Scene Detection Algorithms

This page discusses the scene detection methods/algorithms available for use in PySceneDetect, including details describing the operation of the detection method, as well as relevant command-line arguments and recommended values.

Content-Aware Detector

The content-aware scene detector (detect-content) detects jump cuts in the input video. This is typically what people think of as "cuts" between scenes in a movie - given two adjacent frames, do they belong to the same scene? The content-aware scene detector finds areas where the difference between two subsequent frames exceeds the threshold value that is set (a good value to start with is --threshold 27).

Internally, this detector functions by converting the colorspace of each decoded frame from RGB into HSV. It then takes the average difference across all channels (or optionally just the value channel) from frame to frame.
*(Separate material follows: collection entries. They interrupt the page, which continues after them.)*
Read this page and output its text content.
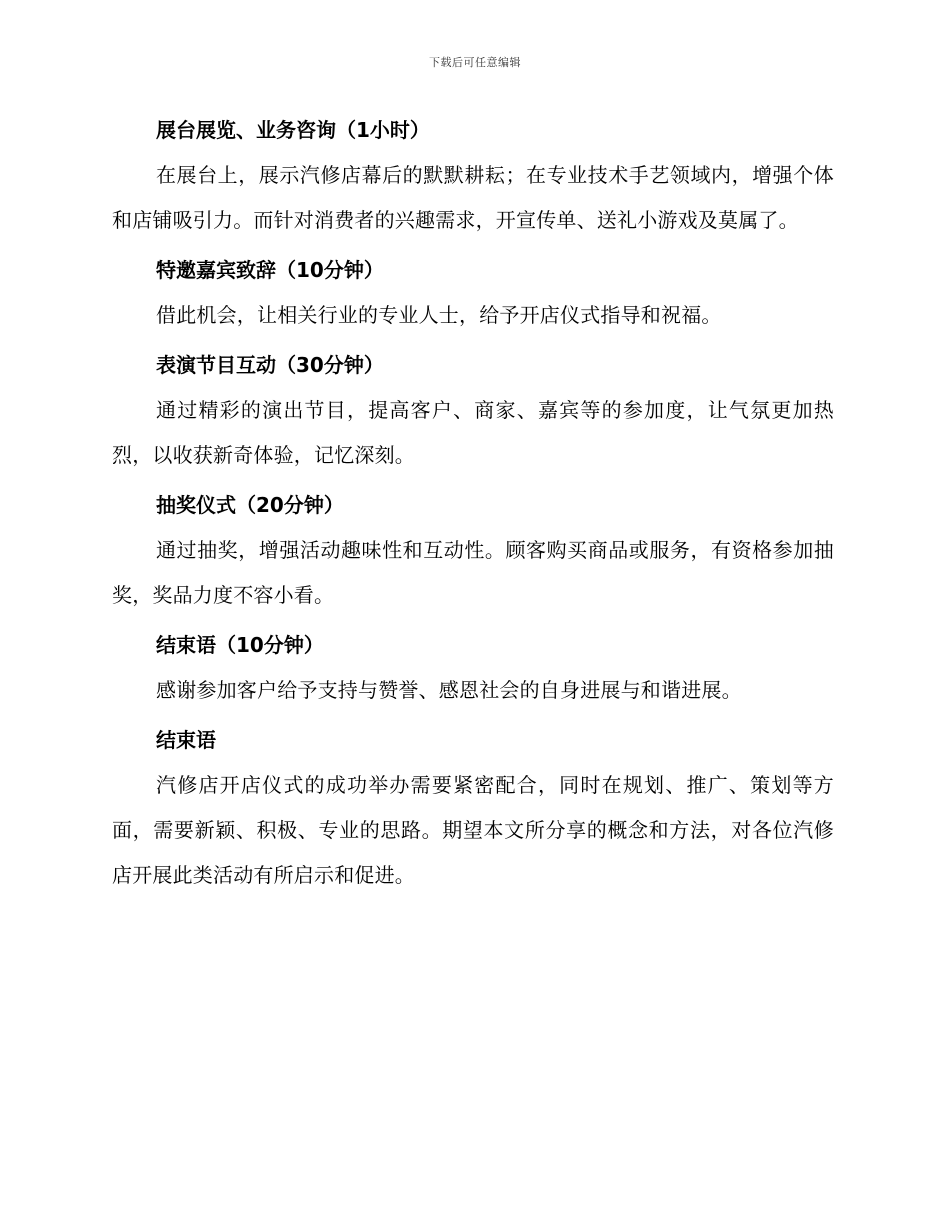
下载后可任意编辑

展台展览、业务咨询（1小时）

在展台上，展示汽修店幕后的默默耕耘；在专业技术手艺领域内，增强个体和店铺吸引力。而针对消费者的兴趣需求，开宣传单、送礼小游戏及莫属了。

特邀嘉宾致辞（10分钟）

借此机会，让相关行业的专业人士，给予开店仪式指导和祝福。

表演节目互动（30分钟）

通过精彩的演出节目，提高客户、商家、嘉宾等的参加度，让气氛更加热烈，以收获新奇体验，记忆深刻。

抽奖仪式（20分钟）

通过抽奖，增强活动趣味性和互动性。顾客购买商品或服务，有资格参加抽奖，奖品力度不容小看。

结束语（10分钟）

感谢参加客户给予支持与赞誉、感恩社会的自身进展与和谐进展。

结束语

汽修店开店仪式的成功举办需要紧密配合，同时在规划、推广、策划等方面，需要新颖、积极、专业的思路。期望本文所分享的概念和方法，对各位汽修店开展此类活动有所启示和促进。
When this exceeds a set threshold, a scene change is triggered.

Adaptive Content Detector

The adaptive content detector (detect-adaptive) compares the difference in content between adjacent frames similar to detect-content but instead using a rolling average of adjacent frame changes. This helps mitigate false detections where there is fast camera motion.

Threshold Detector

The threshold-based scene detector (detect-threshold) is how most traditional scene detection methods work (e.g. the ffmpeg blackframe filter), by comparing the intensity/brightness of the current frame with a set threshold, and triggering a scene cut/break when this value crosses the threshold. In PySceneDetect, this value is computed by averaging the R, G, and B values for every pixel in the frame, yielding a single floating point number representing the average pixel value (from 0.0 to 255.0).

Creating New Detection Algorithms

All scene detection algorithms must inherit from the base SceneDetector class. Note that the current SceneDetector API is under development and expected to change somewhat before v1.0 is released, so make sure to pin your scenedetect dependency to the correct API version (e.g. scenedetect < 0.6, scenedetect < 0.7, etc...).
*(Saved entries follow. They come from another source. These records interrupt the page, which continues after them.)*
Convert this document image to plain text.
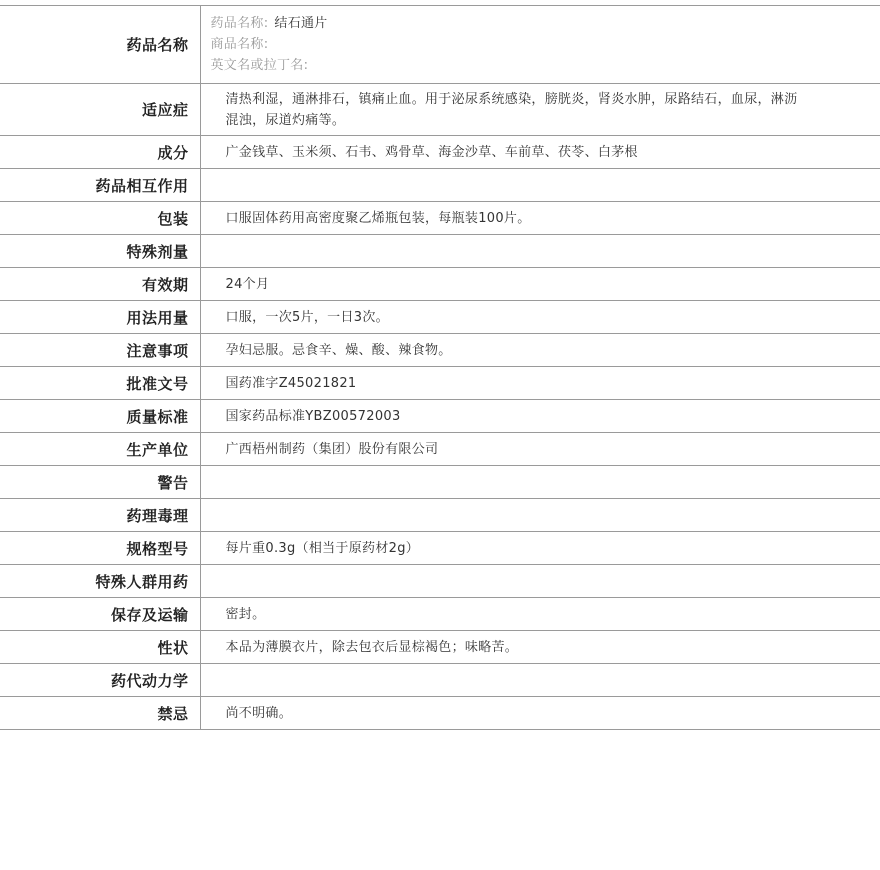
药品名称	药品名称: 结石通片
商品名称:
英文名或拉丁名:

适应症	清热利湿，通淋排石，镇痛止血。用于泌尿系统感染，膀胱炎，肾炎水肿，尿路结石，血尿，淋沥混浊，尿道灼痛等。
成分	广金钱草、玉米须、石韦、鸡骨草、海金沙草、车前草、茯苓、白茅根
药品相互作用	
包装	口服固体药用高密度聚乙烯瓶包装，每瓶装100片。
特殊剂量	
有效期	24个月
用法用量	口服，一次5片，一日3次。
注意事项	孕妇忌服。忌食辛、燥、酸、辣食物。
批准文号	国药准字Z45021821
质量标准	国家药品标准YBZ00572003
生产单位	广西梧州制药（集团）股份有限公司
警告	
药理毒理	
规格型号	每片重0.3g（相当于原药材2g）
特殊人群用药	
保存及运输	密封。
性状	本品为薄膜衣片，除去包衣后显棕褐色；味略苦。
药代动力学	
禁忌	尚不明确。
Creating a new scene detection method can be as simple as implementing the process_frame function, and optionally post_process:

from scenedetect.scene_detector import SceneDetector

class CustomDetector(SceneDetector):
    """CustomDetector class to implement a scene detection algorithm."""
    def __init__(self):
        pass

    def process_frame(self, frame_num, frame_img, frame_metrics, scene_list):
        """Computes/stores metrics and detects any scene changes.

        Returns:
            A list containing 1 or more the frame numbers of any detected scenes.
        """
        return []

    def post_process(self, scene_list):
        pass

process_frame is called on every frame in the input video, which will be called after the final frame of the video is passed to process_frame. This may be useful for multi-pass algorithms, or detectors which are waiting on some condition but still wish to output an event on the final frame.

For example, a detector may output at most 1 cuts for every call to process_frame, it may output the entire scene list in post_process, or a combination of both. Note that the latter will not work in cases where a live video stream or camera input device is being used. See the API documentation for the SceneDetector class for details. Alternatively, you can call help(SceneDetector) from a Python REPL. For examples of actual detection algorithm implementations, see the source files in the scenedetect/detectors/ directory (e.g. threshold_detector.py, content_detector.py).

Processing is done by calling the process_frame(...) function for all frames in the video, followed by post_process(...) (optional) after the final frame. Scene cuts are detected and added to the passed list object in both cases.

process_frame(...) is called for each frame in sequence, passing the following arguments:

  • frame_num: the number of the current frame being processed
  • frame_img: frame returned video file or stream (accessible as NumPy array)
  • frame_metrics: dictionary for memoizing results of detection algorithm calculations for quicker subsequent analyses (if possible)
  • scene_list: List containing the frame numbers where all scene cuts/breaks occur in the video.

post_process(...) is called after the final frame has been processed, to allow for any stored scene cuts to be written if required (e.g. in the case of the ThresholdDetector).

You may also want to look into the implementation of current detectors to understand how frame metrics are saved/loaded to/from a StatsManager for caching and allowing values to be written to a stats file for users to graph and find trends in to tweak detector options. Also see the documentation for the SceneManager for details.